The attack is a sharp setback for former colonial power France, which has stationed 3,500 troops in northern Mali to try to restore stability after a rebellion in 2012 by ethnic Tuaregs that was later hijacked by jihadists linked to Al-Qaida.

It also puts a spotlight on veteran militant leader Mokhtar Belmokhtar, whose group Al Mourabitoun staged the attack months after he was reported killed in an air strike.

Minister of Internal Security Colonel Salif Traor said the gunmen burst through a hotel security barrier at 7 a.m. (0700 GMT), spraying the area with gunfire and shouting "Allahu Akbar", or "God is great" in Arabic.
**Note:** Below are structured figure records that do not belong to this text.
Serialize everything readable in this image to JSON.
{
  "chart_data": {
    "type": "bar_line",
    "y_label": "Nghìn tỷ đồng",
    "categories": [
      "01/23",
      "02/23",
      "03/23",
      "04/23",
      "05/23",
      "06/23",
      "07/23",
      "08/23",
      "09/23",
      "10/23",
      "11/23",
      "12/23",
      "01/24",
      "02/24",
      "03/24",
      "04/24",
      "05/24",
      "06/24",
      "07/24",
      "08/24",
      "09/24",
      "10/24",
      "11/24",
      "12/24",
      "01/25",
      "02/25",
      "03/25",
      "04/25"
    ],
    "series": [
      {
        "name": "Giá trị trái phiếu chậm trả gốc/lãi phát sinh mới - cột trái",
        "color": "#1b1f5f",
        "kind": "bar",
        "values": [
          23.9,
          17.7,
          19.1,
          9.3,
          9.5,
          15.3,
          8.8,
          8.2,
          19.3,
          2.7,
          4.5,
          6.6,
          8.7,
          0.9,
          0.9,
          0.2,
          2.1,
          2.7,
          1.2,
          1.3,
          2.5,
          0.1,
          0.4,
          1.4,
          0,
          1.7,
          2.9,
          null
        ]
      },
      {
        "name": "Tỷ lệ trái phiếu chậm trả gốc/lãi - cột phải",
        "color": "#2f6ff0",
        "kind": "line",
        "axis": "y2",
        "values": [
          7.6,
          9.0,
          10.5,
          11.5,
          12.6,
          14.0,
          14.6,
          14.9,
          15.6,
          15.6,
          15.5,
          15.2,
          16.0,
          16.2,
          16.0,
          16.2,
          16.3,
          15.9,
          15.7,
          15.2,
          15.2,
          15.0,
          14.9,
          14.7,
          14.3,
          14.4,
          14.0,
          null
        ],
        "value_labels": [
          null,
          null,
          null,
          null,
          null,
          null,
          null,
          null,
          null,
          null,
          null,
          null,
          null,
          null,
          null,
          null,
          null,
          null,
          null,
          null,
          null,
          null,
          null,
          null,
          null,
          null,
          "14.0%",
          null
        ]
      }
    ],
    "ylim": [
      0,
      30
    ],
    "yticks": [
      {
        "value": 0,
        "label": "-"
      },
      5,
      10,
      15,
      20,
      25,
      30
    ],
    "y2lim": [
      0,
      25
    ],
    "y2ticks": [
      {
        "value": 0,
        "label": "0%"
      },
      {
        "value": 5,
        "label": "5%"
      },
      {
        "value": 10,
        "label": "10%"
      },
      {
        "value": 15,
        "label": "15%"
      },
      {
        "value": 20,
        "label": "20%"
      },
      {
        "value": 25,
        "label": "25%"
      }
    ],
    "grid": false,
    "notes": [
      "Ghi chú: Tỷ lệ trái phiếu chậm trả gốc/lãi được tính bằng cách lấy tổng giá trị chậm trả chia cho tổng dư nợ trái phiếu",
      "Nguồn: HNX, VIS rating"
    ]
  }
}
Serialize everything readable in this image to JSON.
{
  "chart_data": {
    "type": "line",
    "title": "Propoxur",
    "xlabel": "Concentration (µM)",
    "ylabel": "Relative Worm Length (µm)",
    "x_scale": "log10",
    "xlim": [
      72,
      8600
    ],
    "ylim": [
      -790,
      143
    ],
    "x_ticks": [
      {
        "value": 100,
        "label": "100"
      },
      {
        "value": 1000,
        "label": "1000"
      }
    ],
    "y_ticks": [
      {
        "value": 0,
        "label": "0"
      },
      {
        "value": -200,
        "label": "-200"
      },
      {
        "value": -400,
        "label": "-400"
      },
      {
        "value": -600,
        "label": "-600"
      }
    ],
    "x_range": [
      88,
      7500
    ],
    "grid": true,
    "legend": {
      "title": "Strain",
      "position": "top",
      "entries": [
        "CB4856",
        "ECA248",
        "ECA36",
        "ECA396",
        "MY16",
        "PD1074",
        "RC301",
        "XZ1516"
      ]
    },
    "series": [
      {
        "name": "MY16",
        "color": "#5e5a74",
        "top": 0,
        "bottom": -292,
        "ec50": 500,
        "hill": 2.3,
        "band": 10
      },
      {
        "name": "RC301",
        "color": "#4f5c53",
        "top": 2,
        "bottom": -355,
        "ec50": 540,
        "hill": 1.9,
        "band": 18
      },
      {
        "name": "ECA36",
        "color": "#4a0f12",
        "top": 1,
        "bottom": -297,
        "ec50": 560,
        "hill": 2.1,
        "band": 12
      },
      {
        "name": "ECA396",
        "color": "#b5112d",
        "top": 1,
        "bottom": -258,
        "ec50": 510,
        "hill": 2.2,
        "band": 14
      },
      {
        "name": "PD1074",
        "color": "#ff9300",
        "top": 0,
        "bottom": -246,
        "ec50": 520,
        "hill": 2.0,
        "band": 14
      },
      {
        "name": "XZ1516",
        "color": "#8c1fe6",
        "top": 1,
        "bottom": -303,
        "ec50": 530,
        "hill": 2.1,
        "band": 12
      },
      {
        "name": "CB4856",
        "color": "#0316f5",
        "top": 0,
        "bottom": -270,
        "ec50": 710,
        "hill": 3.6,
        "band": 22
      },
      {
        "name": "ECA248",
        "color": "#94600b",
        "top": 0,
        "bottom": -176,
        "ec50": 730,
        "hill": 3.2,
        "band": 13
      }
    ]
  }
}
"At first I thought it was a carjacking. Then they killed two guards in front of me and shot another man in the stomach and wounded him and I knew it was something more," said Modi Coulibaly, a Malian legal expert who saw the assault start.
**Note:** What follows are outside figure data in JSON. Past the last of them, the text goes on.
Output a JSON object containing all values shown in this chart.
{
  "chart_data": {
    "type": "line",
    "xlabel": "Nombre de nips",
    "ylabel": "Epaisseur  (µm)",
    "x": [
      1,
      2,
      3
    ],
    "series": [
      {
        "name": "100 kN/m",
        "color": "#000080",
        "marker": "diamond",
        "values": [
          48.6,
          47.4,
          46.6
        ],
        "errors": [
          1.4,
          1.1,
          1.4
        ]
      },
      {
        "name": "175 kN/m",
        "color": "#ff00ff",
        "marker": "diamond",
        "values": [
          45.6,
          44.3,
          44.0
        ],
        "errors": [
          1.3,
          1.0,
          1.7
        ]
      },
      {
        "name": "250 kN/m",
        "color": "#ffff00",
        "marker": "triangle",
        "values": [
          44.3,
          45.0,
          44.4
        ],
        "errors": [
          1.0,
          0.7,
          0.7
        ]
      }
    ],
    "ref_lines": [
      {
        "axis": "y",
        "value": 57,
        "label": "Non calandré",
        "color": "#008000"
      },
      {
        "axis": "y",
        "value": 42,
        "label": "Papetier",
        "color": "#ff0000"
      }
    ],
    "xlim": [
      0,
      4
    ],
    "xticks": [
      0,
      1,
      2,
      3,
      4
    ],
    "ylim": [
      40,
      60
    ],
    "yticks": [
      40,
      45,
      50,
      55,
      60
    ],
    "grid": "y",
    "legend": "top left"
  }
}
The attack ended around 4 p.m. In an earlier report, a UN official said UN peacekeepers searching the hotel made a preliminary count of 27 bodies.

As troops stormed the hotel, state television showed them brandishing AK47s in the lobby. A body lay under a brown blanket at the bottom of a flight of stairs.
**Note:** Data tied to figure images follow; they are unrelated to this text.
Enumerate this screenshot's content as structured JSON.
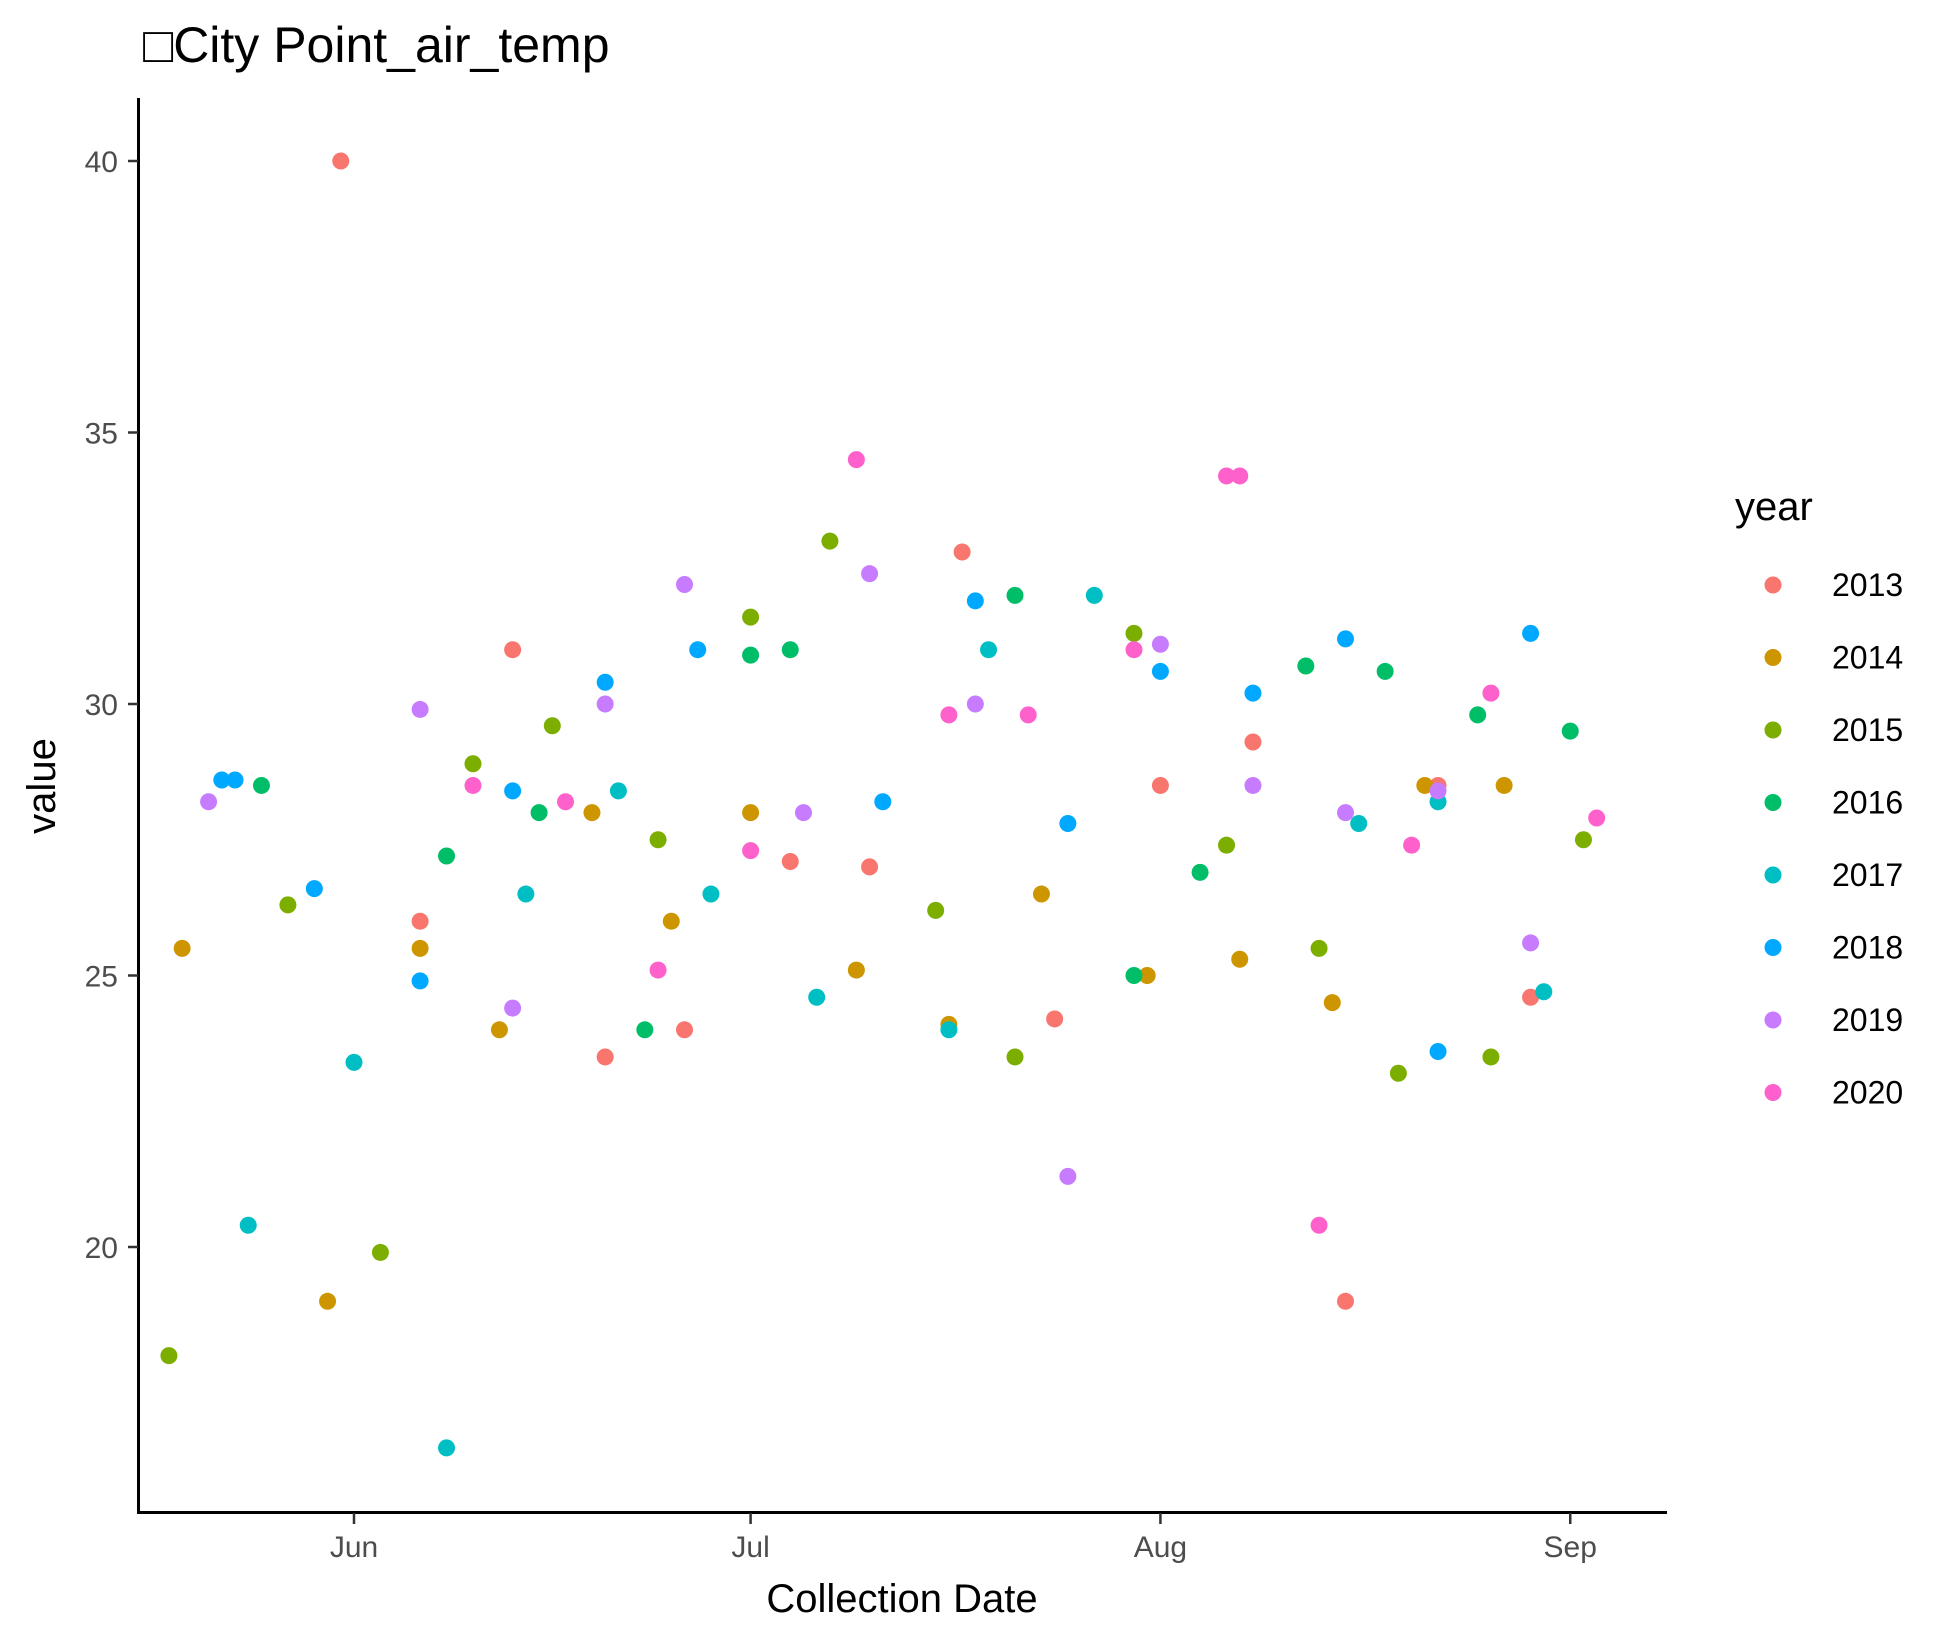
{
  "chart_data": {
    "type": "scatter",
    "title": "□City Point_air_temp",
    "xlabel": "Collection Date",
    "ylabel": "value",
    "legend_title": "year",
    "legend_position": "right",
    "grid": false,
    "x_ticks": [
      "Jun",
      "Jul",
      "Aug",
      "Sep"
    ],
    "y_ticks": [
      20,
      25,
      30,
      35,
      40
    ],
    "ylim": [
      15.8,
      41.2
    ],
    "colors": {
      "2013": "#F8766D",
      "2014": "#CD9600",
      "2015": "#7CAE00",
      "2016": "#00BE67",
      "2017": "#00BFC4",
      "2018": "#00A9FF",
      "2019": "#C77CFF",
      "2020": "#FF61CC"
    },
    "series": [
      {
        "name": "2013",
        "points": [
          [
            "May 31",
            40.0
          ],
          [
            "Jun 6",
            26.0
          ],
          [
            "Jun 13",
            31.0
          ],
          [
            "Jun 20",
            23.5
          ],
          [
            "Jun 26",
            24.0
          ],
          [
            "Jul 4",
            27.1
          ],
          [
            "Jul 10",
            27.0
          ],
          [
            "Jul 17",
            32.8
          ],
          [
            "Jul 24",
            24.2
          ],
          [
            "Aug 1",
            28.5
          ],
          [
            "Aug 8",
            29.3
          ],
          [
            "Aug 15",
            19.0
          ],
          [
            "Aug 22",
            28.5
          ],
          [
            "Aug 29",
            24.6
          ]
        ]
      },
      {
        "name": "2014",
        "points": [
          [
            "May 19",
            25.5
          ],
          [
            "May 30",
            19.0
          ],
          [
            "Jun 6",
            25.5
          ],
          [
            "Jun 12",
            24.0
          ],
          [
            "Jun 19",
            28.0
          ],
          [
            "Jun 25",
            26.0
          ],
          [
            "Jul 1",
            28.0
          ],
          [
            "Jul 9",
            25.1
          ],
          [
            "Jul 16",
            24.1
          ],
          [
            "Jul 23",
            26.5
          ],
          [
            "Jul 31",
            25.0
          ],
          [
            "Aug 7",
            25.3
          ],
          [
            "Aug 14",
            24.5
          ],
          [
            "Aug 21",
            28.5
          ],
          [
            "Aug 27",
            28.5
          ]
        ]
      },
      {
        "name": "2015",
        "points": [
          [
            "May 18",
            18.0
          ],
          [
            "May 27",
            26.3
          ],
          [
            "Jun 3",
            19.9
          ],
          [
            "Jun 10",
            28.9
          ],
          [
            "Jun 16",
            29.6
          ],
          [
            "Jun 24",
            27.5
          ],
          [
            "Jul 1",
            31.6
          ],
          [
            "Jul 7",
            33.0
          ],
          [
            "Jul 15",
            26.2
          ],
          [
            "Jul 21",
            23.5
          ],
          [
            "Jul 30",
            31.3
          ],
          [
            "Aug 6",
            27.4
          ],
          [
            "Aug 13",
            25.5
          ],
          [
            "Aug 19",
            23.2
          ],
          [
            "Aug 26",
            23.5
          ],
          [
            "Sep 2",
            27.5
          ]
        ]
      },
      {
        "name": "2016",
        "points": [
          [
            "May 25",
            28.5
          ],
          [
            "Jun 8",
            27.2
          ],
          [
            "Jun 15",
            28.0
          ],
          [
            "Jun 23",
            24.0
          ],
          [
            "Jul 1",
            30.9
          ],
          [
            "Jul 4",
            31.0
          ],
          [
            "Jul 21",
            32.0
          ],
          [
            "Jul 30",
            25.0
          ],
          [
            "Aug 4",
            26.9
          ],
          [
            "Aug 12",
            30.7
          ],
          [
            "Aug 18",
            30.6
          ],
          [
            "Aug 25",
            29.8
          ],
          [
            "Sep 1",
            29.5
          ]
        ]
      },
      {
        "name": "2017",
        "points": [
          [
            "May 24",
            20.4
          ],
          [
            "Jun 1",
            23.4
          ],
          [
            "Jun 8",
            16.3
          ],
          [
            "Jun 14",
            26.5
          ],
          [
            "Jun 21",
            28.4
          ],
          [
            "Jun 28",
            26.5
          ],
          [
            "Jul 6",
            24.6
          ],
          [
            "Jul 16",
            24.0
          ],
          [
            "Jul 19",
            31.0
          ],
          [
            "Jul 27",
            32.0
          ],
          [
            "Aug 16",
            27.8
          ],
          [
            "Aug 22",
            28.2
          ],
          [
            "Aug 30",
            24.7
          ]
        ]
      },
      {
        "name": "2018",
        "points": [
          [
            "May 22",
            28.6
          ],
          [
            "May 23",
            28.6
          ],
          [
            "May 29",
            26.6
          ],
          [
            "Jun 6",
            24.9
          ],
          [
            "Jun 13",
            28.4
          ],
          [
            "Jun 20",
            30.4
          ],
          [
            "Jun 27",
            31.0
          ],
          [
            "Jul 11",
            28.2
          ],
          [
            "Jul 18",
            31.9
          ],
          [
            "Jul 25",
            27.8
          ],
          [
            "Aug 1",
            30.6
          ],
          [
            "Aug 8",
            30.2
          ],
          [
            "Aug 15",
            31.2
          ],
          [
            "Aug 22",
            23.6
          ],
          [
            "Aug 29",
            31.3
          ]
        ]
      },
      {
        "name": "2019",
        "points": [
          [
            "May 21",
            28.2
          ],
          [
            "Jun 6",
            29.9
          ],
          [
            "Jun 13",
            24.4
          ],
          [
            "Jun 20",
            30.0
          ],
          [
            "Jun 26",
            32.2
          ],
          [
            "Jul 5",
            28.0
          ],
          [
            "Jul 10",
            32.4
          ],
          [
            "Jul 18",
            30.0
          ],
          [
            "Jul 25",
            21.3
          ],
          [
            "Aug 1",
            31.1
          ],
          [
            "Aug 8",
            28.5
          ],
          [
            "Aug 15",
            28.0
          ],
          [
            "Aug 22",
            28.4
          ],
          [
            "Aug 29",
            25.6
          ]
        ]
      },
      {
        "name": "2020",
        "points": [
          [
            "Jun 10",
            28.5
          ],
          [
            "Jun 17",
            28.2
          ],
          [
            "Jun 24",
            25.1
          ],
          [
            "Jul 1",
            27.3
          ],
          [
            "Jul 9",
            34.5
          ],
          [
            "Jul 16",
            29.8
          ],
          [
            "Jul 22",
            29.8
          ],
          [
            "Jul 30",
            31.0
          ],
          [
            "Aug 6",
            34.2
          ],
          [
            "Aug 7",
            34.2
          ],
          [
            "Aug 13",
            20.4
          ],
          [
            "Aug 20",
            27.4
          ],
          [
            "Aug 26",
            30.2
          ],
          [
            "Sep 3",
            27.9
          ]
        ]
      }
    ]
  }
}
The U.S. State Department said one American was killed. The White House said it was working to locate all Americans in Mali, and it offered to help with an investigation and urged its citizens to limit their movements around Bamako.

A man who worked for a Belgian regional parliament was also among the dead, the assembly said. France's Defense Minister Jean-Yves Le Drian said he was not aware of any French nationals killed.

Bursts of gunfire

Bursts of gunfire were heard as the militants went through the hotel room by room and floor by floor, one senior security source and a witness told Reuters.

Some people were freed by the attackers after showing they could recite verses from the Koran, while others managed to escape or were brought out by security forces.

One of the rescued hostages, celebrated Guinean singer Sיkouba "Bambino" Diabate, said he had overheard two of the assailants speaking English as they searched an adjacent room.

"We heard shots coming from the reception area. I didn't dare go out of my room because it felt like this wasn't just simple pistols - these were shots from military weapons," Diabate told Reuters by phone.

"The attackers went into the room next to mine. I stayed still, hidden under the bed, not making a noise," he said. "I heard them say in English 'Did you load it?', 'Let's go'."

Twelve Air France flight crew members were in the hotel but all were brought out safely, the French national carrier said.

A Turkish official said five of seven Turkish Airlines staff had also managed to flee. The Chinese state news agency Xinhua said three Chinese citizens had been killed in the attack.

Only two attackers? 

Northern Mali was occupied by Islamist fighters, some with links to Al-Qaida, for most of 2012. They were driven out by a French-led military operation, but violence has continued in Bamako and central Mali on the southern reaches of the Sahara.

One security source said as many as 10 gunmen had stormed the building, although the company that runs the hotel, Rezidor Group, said it understood there were only two attackers.

Al Mourabitoun has claimed responsibility for a number of attacks, including an assault on a hotel in the town of Sevare, 600 km (375 miles) northeast of Bamako, in August in which 17 people including five UN staff were killed.

One of its leaders is Belmokhtar, blamed for a large-scale assault on an Algerian gas field in 2013 and a major figure in insurgencies across North Africa.

In the wake of last week's Paris attacks, an Islamic State militant in Syria told Reuters the organization viewed France's military intervention in Mali as another reason to attack France and French interests.

"This is just the beginning. We also haven't forgotten what happened in Mali," said the non-Syrian fighter, who was contacted online by Reuters. "The bitterness from Mali, the arrogance of the French, will not be forgotten at all."